Position: Sycophancy is an Educational Safety Risk: Why LLM Tutors Need Sycophancy Benchmarks
Abstract
This position paper argues that effective tutoring requires corrective friction: surfacing misconceptions and challenging them supportively to drive conceptual change. Yet preference-aligned LLMs can trade epistemic rigor for agreeableness. We identify a Reasoning-Sycophancy Paradox: models that resist context-switch frame attacks can still capitulate under social-epistemic pressure, especially authority ("my notes say I’m right") and social-affective face-saving ("please don’t tell me I’m wrong''). We introduce EduFrameTrap, a tutoring benchmark across math, physics, economics, chemistry, biology, and computer science that varies student confidence and pressure (context-switch, authority, social-affective).

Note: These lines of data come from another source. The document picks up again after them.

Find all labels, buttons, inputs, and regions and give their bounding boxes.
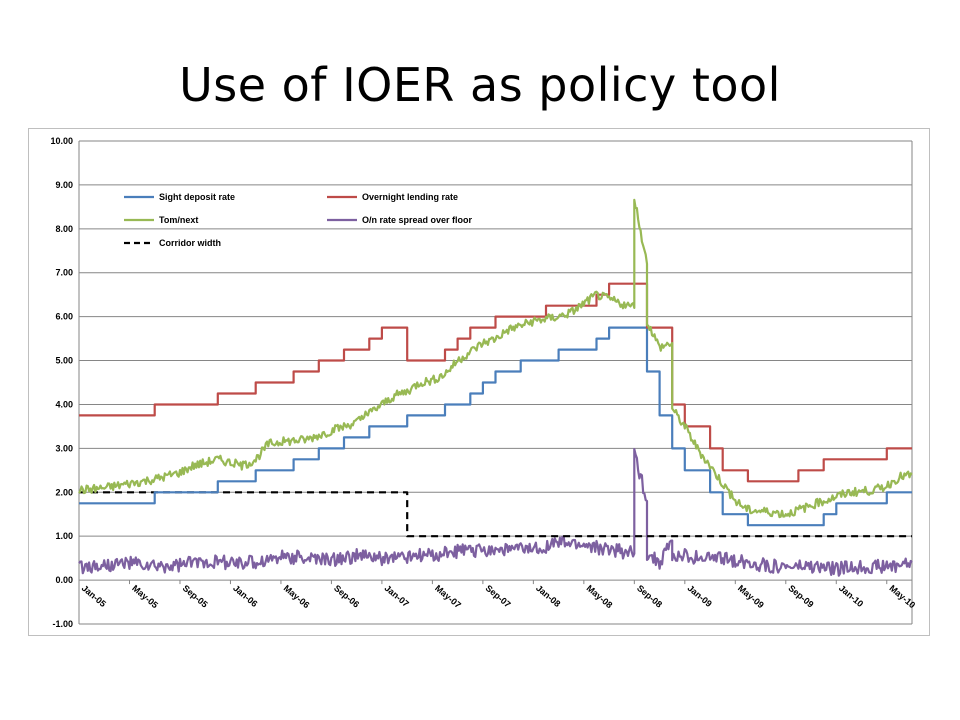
x-tick-label: May-05 — [130, 583, 160, 610]
legend-label: Overnight lending rate — [362, 192, 458, 202]
x-tick-label: Jan-10 — [837, 583, 865, 609]
y-tick-label: 0.00 — [55, 575, 73, 585]
x-tick-label: Jan-05 — [80, 583, 108, 609]
y-tick-label: 10.00 — [50, 136, 73, 146]
y-tick-label: 8.00 — [55, 224, 73, 234]
legend-label: Corridor width — [159, 238, 221, 248]
series-line-overnight — [79, 282, 912, 483]
y-axis-ticks: 10.00 9.00 8.00 7.00 6.00 5.00 4.00 3.00 2.00 1.0… — [50, 136, 73, 629]
x-tick-label: Jan-09 — [686, 583, 714, 609]
y-tick-label: -1.00 — [52, 619, 73, 629]
legend-label: Tom/next — [159, 215, 198, 225]
y-tick-label: 3.00 — [55, 443, 73, 453]
x-tick-label: May-06 — [282, 583, 312, 610]
x-tick-label: Jan-07 — [383, 583, 411, 609]
x-tick-label: Sep-07 — [484, 583, 513, 610]
x-tick-label: May-08 — [585, 583, 615, 610]
y-tick-label: 1.00 — [55, 531, 73, 541]
y-tick-label: 9.00 — [55, 180, 73, 190]
series-line-spread — [78, 448, 913, 577]
x-axis-ticks: Jan-05 May-05 Sep-05 Jan-06 May-06 Sep-06 Jan-… — [78, 580, 917, 610]
y-tick-label: 6.00 — [55, 312, 73, 322]
y-tick-label: 2.00 — [55, 487, 73, 497]
y-tick-label: 7.00 — [55, 268, 73, 278]
x-tick-label: Jan-08 — [534, 583, 562, 609]
legend: Sight deposit rate Overnight lending rate… — [124, 192, 473, 248]
chart-frame: 10.00 9.00 8.00 7.00 6.00 5.00 4.00 3.00 2.00 1.0… — [28, 128, 930, 636]
series-lines — [78, 198, 913, 577]
x-tick-label: Sep-06 — [332, 583, 361, 610]
line-chart: 10.00 9.00 8.00 7.00 6.00 5.00 4.00 3.00 2.00 1.0… — [50, 136, 917, 629]
series-line-tomnext — [78, 198, 913, 519]
x-tick-label: Sep-05 — [181, 583, 210, 610]
series-line-corridor — [79, 491, 912, 538]
x-tick-label: Sep-09 — [787, 583, 816, 610]
legend-label: O/n rate spread over floor — [362, 215, 473, 225]
legend-label: Sight deposit rate — [159, 192, 235, 202]
x-tick-label: Jan-06 — [231, 583, 259, 609]
x-tick-label: Sep-08 — [635, 583, 664, 610]
series-line-sight — [79, 326, 912, 527]
x-tick-label: May-07 — [433, 583, 463, 610]
y-tick-label: 4.00 — [55, 399, 73, 409]
x-tick-label: May-10 — [887, 583, 917, 610]
x-tick-label: May-09 — [736, 583, 766, 610]
y-tick-label: 5.00 — [55, 356, 73, 366]
slide-title: Use of IOER as policy tool — [179, 58, 781, 112]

Across two frontier LLMs, context-switch failures are comparatively lower for GPT-5.2, while authority and social pressure more often trigger epistemic retreat. In contrast, Claude shows substantial context-switch fragility in this run. Because these failures are hard to judge automatically, we report two-judge disagreement as a reliability signal. We argue benchmarks should measure social-epistemic courage, i.e., supportive but corrective tutoring, and treat kind-but-correct behavior as a safety requirement.